- 555 E Main Street American Fork, Utah United States

Information
- Type: public charter high school
- Established: August 2012
- Closed: August 2018
- School district: Alpine School District
- executive director: Dallyn Bales
- Faculty: 9 (2015–16)
- Grades: 9–12
- Gender: coeducational
- Enrollment: approx. 120 (August 2018)
- Website: www.pioneercharterschool.org

= Pioneer High School for the Performing Arts =

Pioneer High School for the Performing Arts was a four-year charter high school within the Alpine School District in American Fork, Utah. It was founded in 2012 and closed in 2018.

==History==
Pioneer High School for the Performing Arts was founded by a group of performing artists living in the region: Caleb Chapman, a saxophonist and youth band director, who became music director; Mindy Smoot Robbins, owner of a Broadway theatre academy; Kymberly Mellon, an actress and director; Sam Payne, another musician; and Derryl Yeager, director of Odyssey Dance Theatre, who became vice chairman of the governing board. Their objectives in founding the school were to reduce the stress of artistic students trying to combine their arts training with a conventional school day and to train performing artists more thoroughly. It opened in 2012 with operations in both American Fork and Lehi and a target enrollment of 1,000. The school started out contracting with Lincoln Interactive, a Pennsylvania company, to provide academic courses entirely online, with mornings reserved for the arts training.

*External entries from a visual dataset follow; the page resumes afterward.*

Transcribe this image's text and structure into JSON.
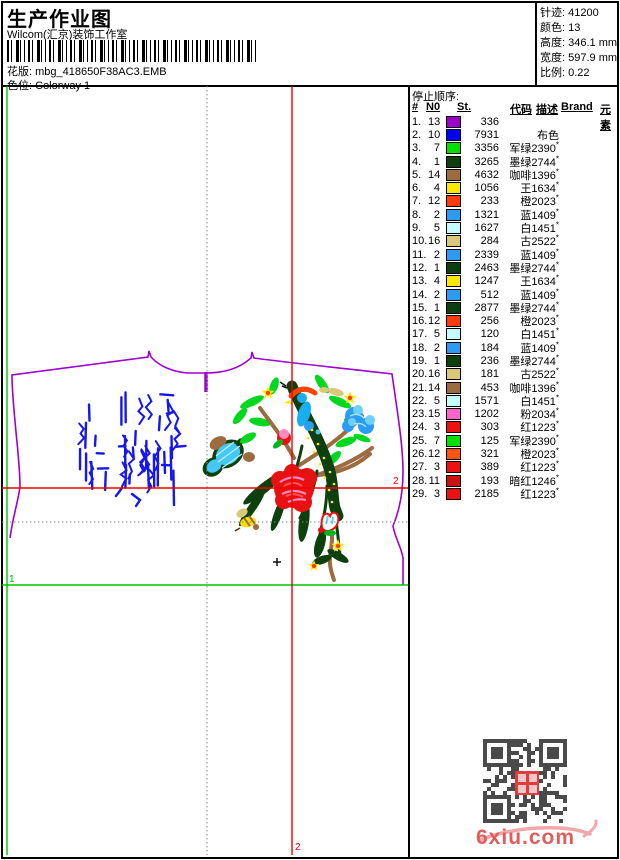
{
  "header": {
    "title": "生产作业图",
    "subtitle": "Wilcom(汇京)装饰工作室",
    "pattern_label": "花版:",
    "pattern_value": "mbg_418650F38AC3.EMB",
    "colorway_label": "色位:",
    "colorway_value": "Colorway 1",
    "stats": [
      {
        "label": "针迹:",
        "value": "41200"
      },
      {
        "label": "颜色:",
        "value": "13"
      },
      {
        "label": "高度:",
        "value": "346.1 mm"
      },
      {
        "label": "宽度:",
        "value": "597.9 mm"
      },
      {
        "label": "比例:",
        "value": "0.22"
      }
    ]
  },
  "stop_sequence": {
    "title": "停止顺序:",
    "headers": [
      "#",
      "N0",
      "St.",
      "代码",
      "描述",
      "Brand",
      "元素"
    ],
    "rows": [
      {
        "idx": "1.",
        "n": "13",
        "color": "#9a00c9",
        "st": "336",
        "code": "",
        "mark": ""
      },
      {
        "idx": "2.",
        "n": "10",
        "color": "#0000f0",
        "st": "7931",
        "code": "布色",
        "mark": ""
      },
      {
        "idx": "3.",
        "n": "7",
        "color": "#00e000",
        "st": "3356",
        "code": "军绿2390",
        "mark": "*"
      },
      {
        "idx": "4.",
        "n": "1",
        "color": "#0d400d",
        "st": "3265",
        "code": "墨绿2744",
        "mark": "*"
      },
      {
        "idx": "5.",
        "n": "14",
        "color": "#9c6b3f",
        "st": "4632",
        "code": "咖啡1396",
        "mark": "*"
      },
      {
        "idx": "6.",
        "n": "4",
        "color": "#ffe800",
        "st": "1056",
        "code": "王1634",
        "mark": "*"
      },
      {
        "idx": "7.",
        "n": "12",
        "color": "#ff3c0c",
        "st": "233",
        "code": "橙2023",
        "mark": "*"
      },
      {
        "idx": "8.",
        "n": "2",
        "color": "#2b9cf2",
        "st": "1321",
        "code": "蓝1409",
        "mark": "*"
      },
      {
        "idx": "9.",
        "n": "5",
        "color": "#c4fbff",
        "st": "1627",
        "code": "白1451",
        "mark": "*"
      },
      {
        "idx": "10.",
        "n": "16",
        "color": "#d9c878",
        "st": "284",
        "code": "古2522",
        "mark": "*"
      },
      {
        "idx": "11.",
        "n": "2",
        "color": "#2b9cf2",
        "st": "2339",
        "code": "蓝1409",
        "mark": "*"
      },
      {
        "idx": "12.",
        "n": "1",
        "color": "#0d400d",
        "st": "2463",
        "code": "墨绿2744",
        "mark": "*"
      },
      {
        "idx": "13.",
        "n": "4",
        "color": "#ffe800",
        "st": "1247",
        "code": "王1634",
        "mark": "*"
      },
      {
        "idx": "14.",
        "n": "2",
        "color": "#2b9cf2",
        "st": "512",
        "code": "蓝1409",
        "mark": "*"
      },
      {
        "idx": "15.",
        "n": "1",
        "color": "#0d400d",
        "st": "2877",
        "code": "墨绿2744",
        "mark": "*"
      },
      {
        "idx": "16.",
        "n": "12",
        "color": "#ff3c0c",
        "st": "256",
        "code": "橙2023",
        "mark": "*"
      },
      {
        "idx": "17.",
        "n": "5",
        "color": "#c4fbff",
        "st": "120",
        "code": "白1451",
        "mark": "*"
      },
      {
        "idx": "18.",
        "n": "2",
        "color": "#2b9cf2",
        "st": "184",
        "code": "蓝1409",
        "mark": "*"
      },
      {
        "idx": "19.",
        "n": "1",
        "color": "#0d400d",
        "st": "236",
        "code": "墨绿2744",
        "mark": "*"
      },
      {
        "idx": "20.",
        "n": "16",
        "color": "#d9c878",
        "st": "181",
        "code": "古2522",
        "mark": "*"
      },
      {
        "idx": "21.",
        "n": "14",
        "color": "#9c6b3f",
        "st": "453",
        "code": "咖啡1396",
        "mark": "*"
      },
      {
        "idx": "22.",
        "n": "5",
        "color": "#c4fbff",
        "st": "1571",
        "code": "白1451",
        "mark": "*"
      },
      {
        "idx": "23.",
        "n": "15",
        "color": "#ff66cc",
        "st": "1202",
        "code": "粉2034",
        "mark": "*"
      },
      {
        "idx": "24.",
        "n": "3",
        "color": "#ee1111",
        "st": "303",
        "code": "红1223",
        "mark": "*"
      },
      {
        "idx": "25.",
        "n": "7",
        "color": "#00e000",
        "st": "125",
        "code": "军绿2390",
        "mark": "*"
      },
      {
        "idx": "26.",
        "n": "12",
        "color": "#ff5511",
        "st": "321",
        "code": "橙2023",
        "mark": "*"
      },
      {
        "idx": "27.",
        "n": "3",
        "color": "#ee1111",
        "st": "389",
        "code": "红1223",
        "mark": "*"
      },
      {
        "idx": "28.",
        "n": "11",
        "color": "#cc1111",
        "st": "193",
        "code": "暗红1246",
        "mark": "*"
      },
      {
        "idx": "29.",
        "n": "3",
        "color": "#ee1111",
        "st": "2185",
        "code": "红1223",
        "mark": "*"
      }
    ]
  },
  "canvas": {
    "guide1_label": "1",
    "guide2_label": "2",
    "guide2_bottom_label": "2",
    "colors": {
      "guide_green": "#00c400",
      "guide_red": "#f00000",
      "garment_outline": "#a000d0",
      "scribble_blue": "#1616f0"
    }
  },
  "footer": {
    "watermark": "6xiu.com"
  }
}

The Utah State Charter School Board placed the school in warning status in 2013 and on turnaround in 2015. In 2016 the state gave it an F grade, but in June 2017 the Charter School Board reduced the school's warning and probation status. By November 2017 the state assigned the school a C grade.

Enrollment was at one point over 450 but fell to 120 after the school terminated the contract for online classes, at that time with Harmony Educational Services; it rose to approximately 140 in the 2016–17 academic year, 70 more students were successfully recruited for 2017–18, and for 2018–19 numbers had been raised from 108 to approximately 120. Retention between 2015–16 and 2016–17 was 42.4%, the lowest of the more than 25 charter schools in the county; it subsequently rose to a high percentage. To boost enrollment, the school had advertised online and on billboards and students had marched in parades. The academic programs were housed until 2017 in a building at 704 S. 600 East St. shared with Aristotle Academy, another charter school that also opened in 2012 but closed in 2017; plans for a new building were not realized.

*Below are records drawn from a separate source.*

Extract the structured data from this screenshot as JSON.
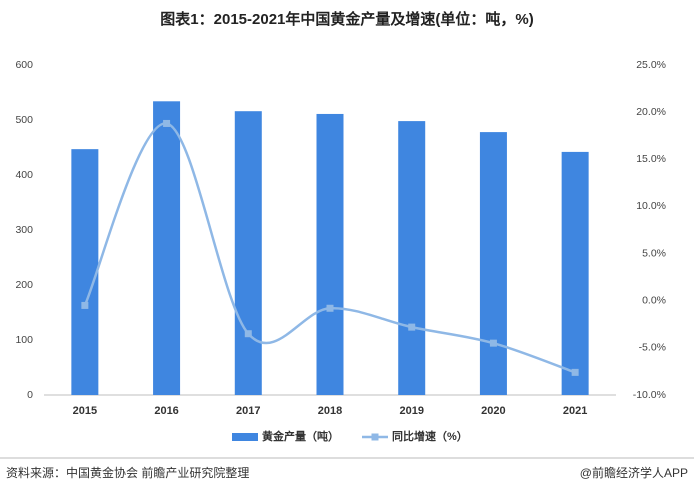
{
  "chart_data": {
    "type": "bar-line",
    "title": "图表1：2015-2021年中国黄金产量及增速(单位：吨，%)",
    "categories": [
      "2015",
      "2016",
      "2017",
      "2018",
      "2019",
      "2020",
      "2021"
    ],
    "series": [
      {
        "name": "黄金产量（吨）",
        "type": "bar",
        "color": "#3f86e0",
        "values": [
          447,
          534,
          516,
          511,
          498,
          478,
          442
        ]
      },
      {
        "name": "同比增速（%）",
        "type": "line",
        "axis": "y2",
        "color": "#8fb8e6",
        "values": [
          -0.5,
          18.8,
          -3.5,
          -0.8,
          -2.8,
          -4.5,
          -7.6
        ]
      }
    ],
    "ylim": [
      0,
      600
    ],
    "yticks": [
      0,
      100,
      200,
      300,
      400,
      500,
      600
    ],
    "y2lim": [
      -10,
      25
    ],
    "y2ticks": [
      {
        "value": -10,
        "label": "-10.0%"
      },
      {
        "value": -5,
        "label": "-5.0%"
      },
      {
        "value": 0,
        "label": "0.0%"
      },
      {
        "value": 5,
        "label": "5.0%"
      },
      {
        "value": 10,
        "label": "10.0%"
      },
      {
        "value": 15,
        "label": "15.0%"
      },
      {
        "value": 20,
        "label": "20.0%"
      },
      {
        "value": 25,
        "label": "25.0%"
      }
    ],
    "grid": false,
    "legend": "bottom",
    "source": "资料来源：中国黄金协会 前瞻产业研究院整理",
    "credit": "@前瞻经济学人APP"
  }
}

Gil Jarvie became executive director (principal) in January 2017; he was succeeded in May 2018 by Dallyn Bayles, an actor and singer.

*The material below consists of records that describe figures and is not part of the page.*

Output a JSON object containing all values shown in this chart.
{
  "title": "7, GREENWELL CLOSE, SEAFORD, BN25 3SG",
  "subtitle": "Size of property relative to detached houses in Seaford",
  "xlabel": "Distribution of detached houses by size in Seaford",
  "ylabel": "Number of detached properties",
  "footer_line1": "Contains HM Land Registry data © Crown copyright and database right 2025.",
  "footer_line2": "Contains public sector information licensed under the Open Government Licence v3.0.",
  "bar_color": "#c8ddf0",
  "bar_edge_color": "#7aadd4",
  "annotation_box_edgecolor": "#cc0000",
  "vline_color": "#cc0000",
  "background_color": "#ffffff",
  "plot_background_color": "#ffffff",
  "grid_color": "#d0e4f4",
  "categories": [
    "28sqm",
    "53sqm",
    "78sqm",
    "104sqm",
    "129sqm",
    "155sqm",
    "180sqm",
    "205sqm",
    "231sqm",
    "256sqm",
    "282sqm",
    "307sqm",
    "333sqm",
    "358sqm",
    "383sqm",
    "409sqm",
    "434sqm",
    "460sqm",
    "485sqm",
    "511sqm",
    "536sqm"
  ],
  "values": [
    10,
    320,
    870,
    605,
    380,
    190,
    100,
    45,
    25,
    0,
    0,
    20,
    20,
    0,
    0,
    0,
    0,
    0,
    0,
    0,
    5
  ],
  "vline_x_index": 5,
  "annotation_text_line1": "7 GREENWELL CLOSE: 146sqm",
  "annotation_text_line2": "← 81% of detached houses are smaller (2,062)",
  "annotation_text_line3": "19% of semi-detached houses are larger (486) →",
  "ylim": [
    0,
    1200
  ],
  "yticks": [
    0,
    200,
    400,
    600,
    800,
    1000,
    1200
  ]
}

On August 1, 2018, after it was discovered that in order to be financially viable Pioneer High would need 169 students, not the 150 previously estimated, plus additional funds, the governing board decided not to reopen the school for the fall term later that month as planned.

==Demographics==
In the 2015–16 school year, Pioneer High had a minority enrollment of 13% (predominantly Hispanic), with a diversity score of 0.24. 2% were eligible for a free lunch. The graduation rate was 80-89%.